I felt just a little conspicuous walking through the South Side of Chicago; I was the only white person in view since I got off the bus many blocks away. I was headed to Growing Home's Wood Street Urban Farm in the Englewood neighborhood. "You must be going to the garden," a man said to me as I walked past a cluster of friends chilling on a porch a few blocks away from the garden. The garden and I are both relative newcomers to the neighborhood. Its parent organization, Growing Home, was started in 1992 by Les Brown, Director of Policy for the Chicago Coalition for the Homeless, but this farm has only been around since 2007. It's a beacon of hope and fresh food in a depressed neighborhood with few real food stores. A restaurant I passed on the way, Pappy's Restaurant, featured shrimp, fish, chicken wings, tacos and burritos. A "Fresh Meat" store had nothing but liquor ads in the window.

Hidden at the end of a cul-de-sac in a resolutely residential neighborhood, Wood Street Urban Farm's trim, neat rows of vegetables under hoop-house frames bespeak a new standard of eating and growing local. Through the back of one hoop house, I could see the homes right across the street. This two-third-acre site is a farm, but it is far away from typical farmland.

Three collegiate-looking young people are bunching turnip greens, mint and radishes for an upcoming farmers market on the north side of town. Selling produce at the various farmers markets is just one way the farm makes money to support itself.

The Wood Street Urban Farm provides job training through its non-profit organic agriculture business. Upstairs, in the brand new office building (finished July 2009), the day's training class breaks for an afternoon smoke.
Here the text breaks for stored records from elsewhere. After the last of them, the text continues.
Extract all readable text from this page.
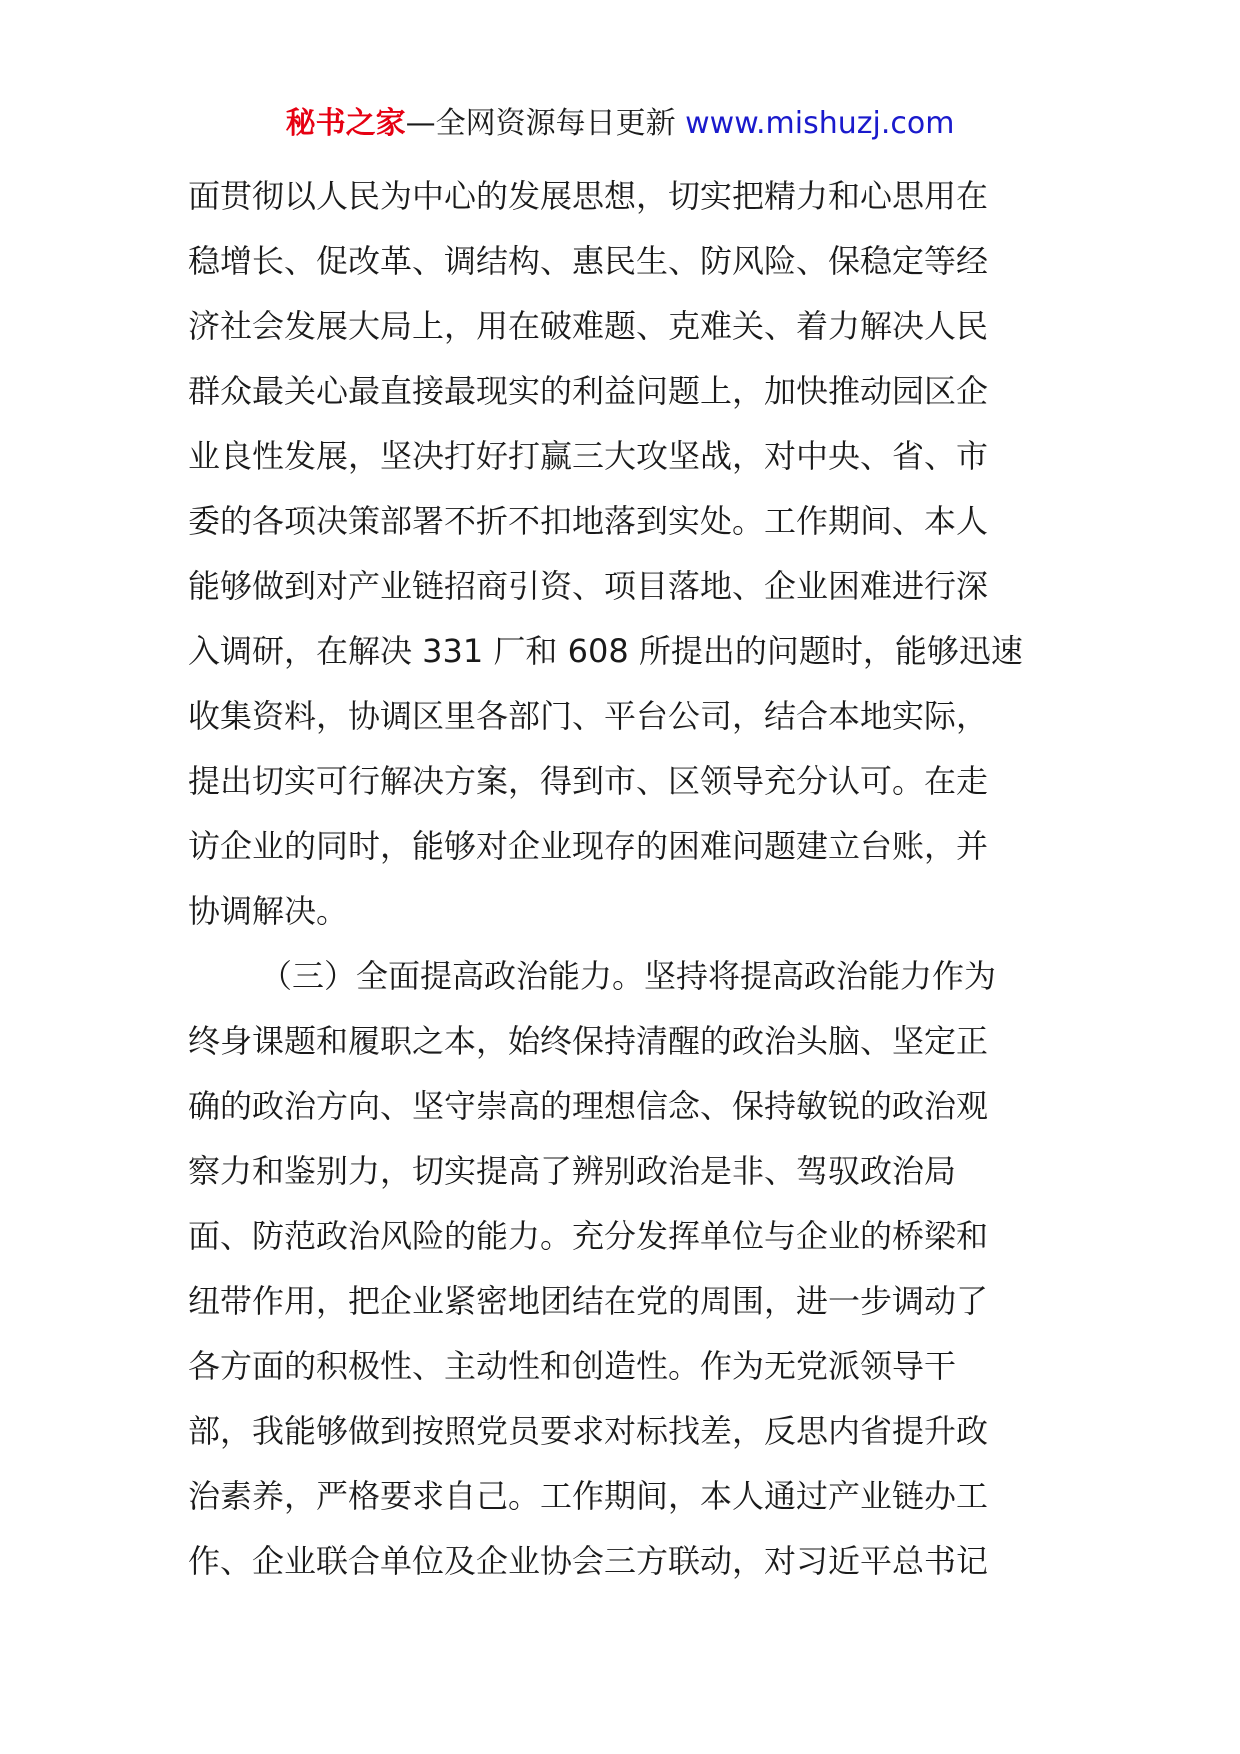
秘书之家—全网资源每日更新 www.mishuzj.com
面贯彻以人民为中心的发展思想，切实把精力和心思用在
稳增长、促改革、调结构、惠民生、防风险、保稳定等经
济社会发展大局上，用在破难题、克难关、着力解决人民
群众最关心最直接最现实的利益问题上，加快推动园区企
业良性发展，坚决打好打赢三大攻坚战，对中央、省、市
委的各项决策部署不折不扣地落到实处。工作期间、本人
能够做到对产业链招商引资、项目落地、企业困难进行深
入调研，在解决 331 厂和 608 所提出的问题时，能够迅速
收集资料，协调区里各部门、平台公司，结合本地实际，
提出切实可行解决方案，得到市、区领导充分认可。在走
访企业的同时，能够对企业现存的困难问题建立台账，并
协调解决。
（三）全面提高政治能力。坚持将提高政治能力作为
终身课题和履职之本，始终保持清醒的政治头脑、坚定正
确的政治方向、坚守崇高的理想信念、保持敏锐的政治观
察力和鉴别力，切实提高了辨别政治是非、驾驭政治局
面、防范政治风险的能力。充分发挥单位与企业的桥梁和
纽带作用，把企业紧密地团结在党的周围，进一步调动了
各方面的积极性、主动性和创造性。作为无党派领导干
部，我能够做到按照党员要求对标找差，反思内省提升政
治素养，严格要求自己。工作期间，本人通过产业链办工
作、企业联合单位及企业协会三方联动，对习近平总书记
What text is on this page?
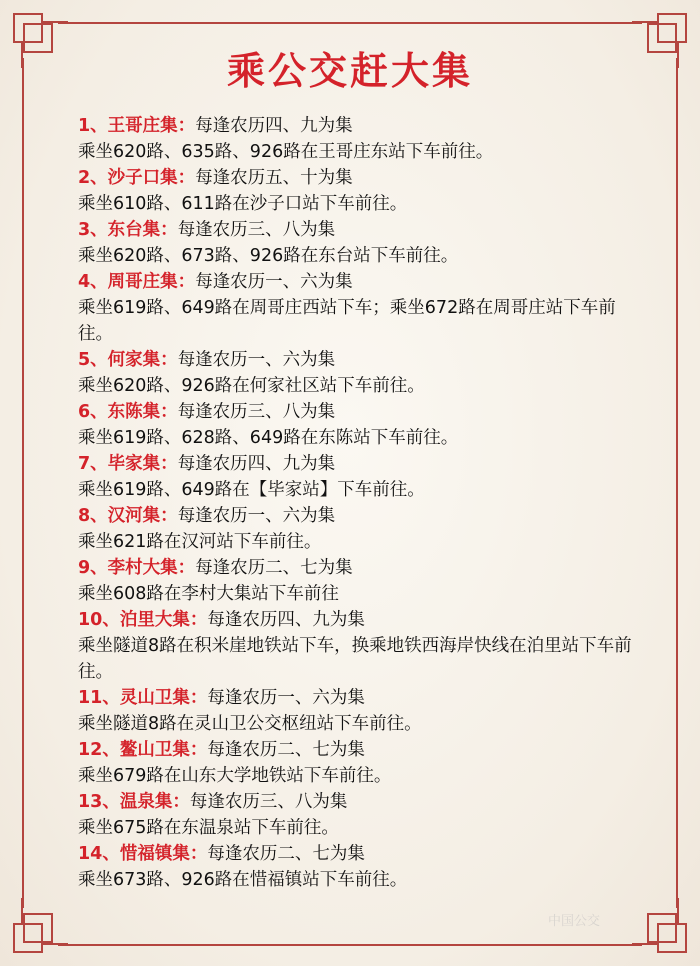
乘公交赶大集
1、王哥庄集：每逢农历四、九为集
乘坐620路、635路、926路在王哥庄东站下车前往。
2、沙子口集：每逢农历五、十为集
乘坐610路、611路在沙子口站下车前往。
3、东台集：每逢农历三、八为集
乘坐620路、673路、926路在东台站下车前往。
4、周哥庄集：每逢农历一、六为集
乘坐619路、649路在周哥庄西站下车；乘坐672路在周哥庄站下车前往。
5、何家集：每逢农历一、六为集
乘坐620路、926路在何家社区站下车前往。
6、东陈集：每逢农历三、八为集
乘坐619路、628路、649路在东陈站下车前往。
7、毕家集：每逢农历四、九为集
乘坐619路、649路在【毕家站】下车前往。
8、汉河集：每逢农历一、六为集
乘坐621路在汉河站下车前往。
9、李村大集：每逢农历二、七为集
乘坐608路在李村大集站下车前往
10、泊里大集：每逢农历四、九为集
乘坐隧道8路在积米崖地铁站下车，换乘地铁西海岸快线在泊里站下车前往。
11、灵山卫集：每逢农历一、六为集
乘坐隧道8路在灵山卫公交枢纽站下车前往。
12、鳌山卫集：每逢农历二、七为集
乘坐679路在山东大学地铁站下车前往。
13、温泉集：每逢农历三、八为集
乘坐675路在东温泉站下车前往。
14、惜福镇集：每逢农历二、七为集
乘坐673路、926路在惜福镇站下车前往。
中国公交
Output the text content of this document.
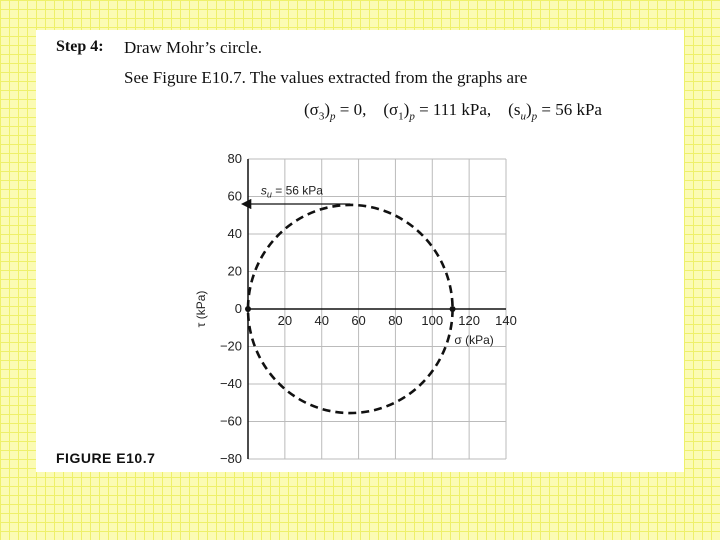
Step 4: Draw Mohr’s circle.
See Figure E10.7. The values extracted from the graphs are
$(\sigma_3)_p = 0$, $(\sigma_1)_p = 111$ kPa, $(s_u)_p = 56$ kPa
80
60
40
20
0
−20
−40
−60
−80
20 40 60 80 100 120 140
$s_u = 56$ kPa
σ (kPa)
τ (kPa)
FIGURE E10.7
These trainees are people with employment barriers who are learning the basics of finding work. They look more like hip young people than farmers, but they're being trained for any job they can get that's food-related. This year has been better than last: one member of the class already has a job. Today's class is trying to figure out how to attract neighbors to the Wednesday veggie stall set up on the premises.

Before the spartan but classy new offices were built, vandalism was an issue with the farm's on-site trailer. Now things are better. In 2008 the farm produced approximately 5,000 pounds of produce; a year later it was double that. Spinach, lettuce, arugula, swiss chard, tomatoes, zucchini, beets, turnips, kale, mustard greens and collards all grow happily in the warm, moist hoop-house climate, oblivious to the traditional urban surroundings.

Wood Street Urban Farm is just one of many new intrusions of agriculture and food production into the urban food revolution landscape. To think of food production in cities as an intrusion is odd. Historically, food has been an integral part of city life; in fact, the first cities came into being to store and protect domesticated agricultural produce. In the developing world, live food is still everywhere in cities. Without that urban produce, many more people would be starving than already are.

Live food--cattle, chickens, orchards, pigs, vegetables--has been a major presence in cities through the ages. Only in very recent years has food production been pushed out beyond the city boundaries and processed food been brought in the back way--through suburban warehouses and hidden loading bays behind centralized supermarkets; now, food magically appears out of trucks, trains, planes and ships from places we know nothing about.

Today's challenge is to bring food back into our cities in a much more visible and tangible way, "past forward" to a 21st century model that feeds on the new technologies and the old reality that everything we eat has to grow somewhere--​the closer, the fresher.